Chamomile has many applications beyond a comforting cup of tea. The earliest references to this herb are found in Ancient Egypt where it was a key ingredient in the embalming oils used during the mummification process. In herbal blooming flower tea medicine it has been useful for treating a myriad of maladies both internal & external including: asthma, anxiety, arthritis, bites, burns, bronchitis, colic, cuts, candida, depression, dandruff, dizziness, eczema, gastritis, gingivitis, indigestion, insomnia, inflammation, infections, menstrual cramps, nausea, pain, rashes, rheumatism, sore throats, teething, minor wounds, and a great deal more. It is without a doubt, is one of the most popular and well known herbs. What is less known about this daisy-relative is that there are two distinct plants that go by the ‘Chamomile’ moniker: German Chamomile, and Roman Chamomile (also known as English Chamomile). Even though they are two distinct species they are considered interchangeable in usage.

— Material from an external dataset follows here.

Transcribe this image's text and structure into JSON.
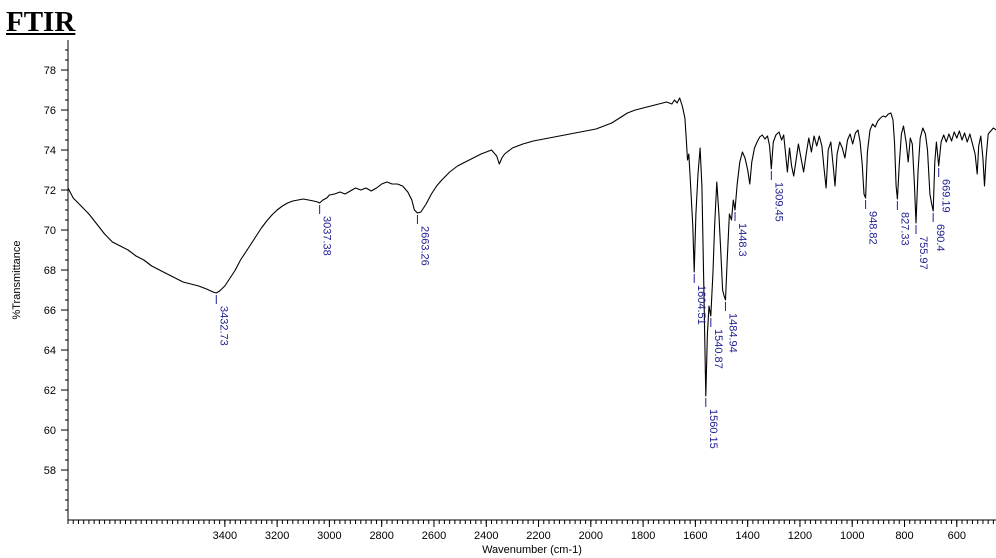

German Chamomile is a self-seeding annual with erect stems that can grow 2 feet high. Native to Europe, North Africa, and temperate Asia, German Chamomile’s delicate white ray-petals surround a yellow domed center which is hollow when sliced open. It’s a plant that will grow almost anywhere and is considered an invasive species in some areas as it is a prolific seeder. The flowers can be harvested several times during a season because the plant will send out new blossoms within a few weeks after a culling.
Roman Chamomile is a perennial that prefers cooler summers. Its apple-like scent is more pungent than the delicate aroma of the German variety. It makes an excellent ground cover because it stays low, rapidly spreading, and filling in cracks and crevices. Planted in pathways it releases its robust aroma when tread upon. It doesn’t flower as often as German, which is why German Chamomile is more widely used. The flowers have a yellow, solid, disc-like center and small, papery florets between larger petals.
There are many household uses for Chamomile including: culinary, cleaning, and detergents. In the mystical world it has historically been used in charms to ward off nightmares, attract money, promote prosperity, as well as in love potions. It also aids with the growth of other plants, particularly those that are grown for their essential oils like: spearmint, oregano, and sage. A light mist of Chamomile tea applied to seedlings suppresses fungal growth. Chamomile has found a home in the cosmetic industry particularly in creams, perfumes, soaps, and hair care products. Using Chamomile extract in natural skincare takes advantage of the herb’s antiseptic, anti-viral, anti-fungal, anti-inflammatory, and anti-irritant properties, plus it has a wide range of bioactive components. The beneficial essential oils blend well with other ingredients so it is a popular additive to natural skincare creams, cosmetics, and herbal salves.